26 janeiro, 2007

Gritos e Sussurros, de Ingmar Bergman

Falar um pouco do filme para os desavisados. Agnes está em seu leito de morte, sendo cuidada pela criada Anna e pelas irmãs Karin e Maria, que estão de visita. Lidando com a terrível doença da irmã e sua inevitável morte, as mulheres relacionam-se através de flashbacks, conflitos, carinhos, momentos de rara intimidade e histeria.

Perdão pelo péssimo sumário, não sei como expressar de maneira não-afetada a atmosfera do filme. É extraordinário. Tiro algumas conclusões do pouco que conheço sobre Bergman (a maior parte através de leitura, este é apenas o terceiro filme do sueco que vejo). O uso da cor é praticamente singular na sua filmografia, grande parte de suas obras filmadas em preto e branco. Em Gritos e Sussurro vemos o branco e o preto do figurino emoldurado pelo vermelho do cenário em quase todas as cenas. O vermelho é influência importante na psique dos personagens, explicitamente nas diversas "dissoluções para o vermelho" (fade to red seria um exagero de anglicismo e neologismo?) presentes antes e depois de flashbacks e alucinações. Expediente semelhante ao utilizado em Marnie, por Hitchcock, mas com algumas diferenças. Em Marnie há uma explicação diegética para a relação da heroína com a cor vermelha, já Gritos e Sussurros não pede nenhum explicação. Em ambos os casos, é um elemento exterior ao personagem que se relaciona com a sua memória.
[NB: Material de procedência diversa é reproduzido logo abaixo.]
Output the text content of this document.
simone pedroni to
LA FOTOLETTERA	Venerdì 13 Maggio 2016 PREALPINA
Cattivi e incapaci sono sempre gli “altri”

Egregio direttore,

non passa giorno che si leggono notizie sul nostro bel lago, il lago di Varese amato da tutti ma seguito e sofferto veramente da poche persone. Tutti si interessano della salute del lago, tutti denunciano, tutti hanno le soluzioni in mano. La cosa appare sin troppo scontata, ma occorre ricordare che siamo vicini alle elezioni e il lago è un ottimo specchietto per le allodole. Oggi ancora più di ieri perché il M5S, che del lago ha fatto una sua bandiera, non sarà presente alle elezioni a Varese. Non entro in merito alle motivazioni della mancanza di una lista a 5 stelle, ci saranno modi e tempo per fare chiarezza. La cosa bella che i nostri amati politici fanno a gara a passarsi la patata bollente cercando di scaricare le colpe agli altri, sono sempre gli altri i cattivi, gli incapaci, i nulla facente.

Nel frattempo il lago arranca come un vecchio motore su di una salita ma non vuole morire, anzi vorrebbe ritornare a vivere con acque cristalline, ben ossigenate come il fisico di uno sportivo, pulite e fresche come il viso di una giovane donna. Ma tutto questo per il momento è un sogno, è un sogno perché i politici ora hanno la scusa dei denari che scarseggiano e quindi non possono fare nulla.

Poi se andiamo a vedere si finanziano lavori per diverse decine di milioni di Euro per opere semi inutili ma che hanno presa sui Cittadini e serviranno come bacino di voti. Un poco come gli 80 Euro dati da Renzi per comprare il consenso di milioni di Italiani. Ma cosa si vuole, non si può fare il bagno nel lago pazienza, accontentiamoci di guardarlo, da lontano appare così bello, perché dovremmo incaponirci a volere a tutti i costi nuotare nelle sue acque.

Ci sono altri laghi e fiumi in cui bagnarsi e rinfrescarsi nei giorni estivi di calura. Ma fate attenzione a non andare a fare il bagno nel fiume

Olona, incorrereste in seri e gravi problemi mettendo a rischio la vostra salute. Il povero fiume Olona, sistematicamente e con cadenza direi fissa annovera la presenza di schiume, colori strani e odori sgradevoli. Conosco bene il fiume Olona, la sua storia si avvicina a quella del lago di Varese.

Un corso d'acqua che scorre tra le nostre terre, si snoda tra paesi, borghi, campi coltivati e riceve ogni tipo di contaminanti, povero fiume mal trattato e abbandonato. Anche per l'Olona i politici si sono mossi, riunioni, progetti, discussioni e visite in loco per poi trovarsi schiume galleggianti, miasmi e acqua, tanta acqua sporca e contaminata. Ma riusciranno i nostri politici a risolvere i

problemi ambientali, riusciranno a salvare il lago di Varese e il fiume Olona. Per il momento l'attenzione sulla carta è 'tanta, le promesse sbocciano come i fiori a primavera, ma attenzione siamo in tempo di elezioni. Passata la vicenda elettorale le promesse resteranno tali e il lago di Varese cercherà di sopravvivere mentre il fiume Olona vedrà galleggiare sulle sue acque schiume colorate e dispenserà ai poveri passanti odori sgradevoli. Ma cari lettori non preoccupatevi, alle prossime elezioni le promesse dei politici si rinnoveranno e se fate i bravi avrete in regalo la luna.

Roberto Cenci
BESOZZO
Como diretor de teatro antes de cinema, Igmar Bergman é generoso com os atores. Consegue, numa expressão, num movimento quase imperceptivel do rosto captado pelo close (e quantos closes), expressar sentimentos muito fortes, não apenas femininos, mas humanos. Faço essa observação por que Gritos e Sussurros é um filme de mulheres. Isso porque os homens estão ali apenas como contraponto bruto, para tocar friamente e dizer o desnecessário. As mulheres tocam com a alma e falam com os olhos, revelam sentimentos singulares e tocantes com uma sutileza incomparável. O tema recorrente do toque de uma mão em um rosto remete a possibilidade de uma maior intimidade entre os personagens, que nunca vemos.

Em alguns momentos o filme me fez pensar em Teorema, de Pasolini, não só pelos dois filmes retratarem as empregadas como os personagens mais puros e inocentes. Talvez por um clima de explosão do nucleo familiar, talvez por um subtexto religioso quase oposto, mas que me agrada pela sutileza. É algo que não consegui captar claramente, muito menos desenvolver um idéia conclusiva sobre.